Севрюгин[2] ли, в ком чувства не остыли,
Маршруты демонстрирует свои?
Себе я задал множество вопросов —
И вот они, таи их, не таи.
В краю карелов и великороссов
Что сваливает Валю[3] на траву,
Когда поэт, художник и философ
Склоняет умудренную главу,
И нет, не спит Бобрец над бобрецами,
Но бредит анекдотом наяву?
Меж «Старкою» и честными сердцами
Не рвется чудодейственный союз,
Союз борьбы за право быть борцами
С зеленым змием, сладостным на вкус.
А что овладевает вдруг Володей[4],
Когда поэт, употребивший мусс,
Рванет от мамки прямо в тьму мелодий?
И в этой тьме, наткнувшись на палат-
Ку, рвет ее, а сам смеется вроде,
Совсем не ощущая неполад-
Ку в организме.
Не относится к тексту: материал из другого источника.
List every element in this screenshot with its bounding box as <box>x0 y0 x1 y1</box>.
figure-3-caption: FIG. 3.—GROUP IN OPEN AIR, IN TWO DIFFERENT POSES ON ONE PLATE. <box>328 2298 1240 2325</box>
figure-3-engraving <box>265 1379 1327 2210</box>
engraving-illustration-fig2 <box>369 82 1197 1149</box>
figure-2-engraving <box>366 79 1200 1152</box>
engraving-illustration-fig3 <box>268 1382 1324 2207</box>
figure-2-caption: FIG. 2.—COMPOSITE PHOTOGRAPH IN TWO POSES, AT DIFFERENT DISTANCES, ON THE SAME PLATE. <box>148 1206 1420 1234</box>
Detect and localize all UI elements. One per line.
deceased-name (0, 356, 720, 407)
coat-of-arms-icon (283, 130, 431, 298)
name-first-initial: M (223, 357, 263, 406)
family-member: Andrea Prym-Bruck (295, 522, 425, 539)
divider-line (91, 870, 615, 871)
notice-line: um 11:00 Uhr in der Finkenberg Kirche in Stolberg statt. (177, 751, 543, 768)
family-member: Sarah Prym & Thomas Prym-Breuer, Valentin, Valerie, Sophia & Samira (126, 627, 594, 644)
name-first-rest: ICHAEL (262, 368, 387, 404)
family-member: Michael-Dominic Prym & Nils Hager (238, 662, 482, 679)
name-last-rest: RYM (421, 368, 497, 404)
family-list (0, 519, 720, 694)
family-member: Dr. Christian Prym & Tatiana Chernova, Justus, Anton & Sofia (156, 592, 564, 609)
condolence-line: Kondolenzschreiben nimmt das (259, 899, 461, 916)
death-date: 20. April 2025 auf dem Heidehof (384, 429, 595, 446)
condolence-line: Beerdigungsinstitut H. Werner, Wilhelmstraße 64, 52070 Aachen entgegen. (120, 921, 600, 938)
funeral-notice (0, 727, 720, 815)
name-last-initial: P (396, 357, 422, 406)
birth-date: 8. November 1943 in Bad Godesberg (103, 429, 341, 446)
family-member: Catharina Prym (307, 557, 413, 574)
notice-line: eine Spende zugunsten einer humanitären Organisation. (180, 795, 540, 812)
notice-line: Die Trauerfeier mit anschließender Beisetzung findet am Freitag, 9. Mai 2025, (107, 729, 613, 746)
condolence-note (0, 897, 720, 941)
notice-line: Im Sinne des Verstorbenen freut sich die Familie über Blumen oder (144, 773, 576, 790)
Рвутся рифмы, ткани,
И ночь вокруг горька, как шоколад.
Люблю ли я веселое мельканье
Летучей мыши, полноту Луны,
Как бы лимонной долькою в стакане
Торчащей на соломинке сосны?
От «Старки» или хвойного настила
Мы видим удивительные сны?
И тут меня струею прохватило
Лирической. И оного числа
Объединил терцинами светила
И елочку. В лесу она росла.
Розенкранц и Гильденстерн
И в гибели воробья есть особый промысел.
В. Шекспир
Два еврея разговаривают друг с другом во дворике. Рядом – детская площадка и кладбище домашних животных. Несколько детей погребают птичку.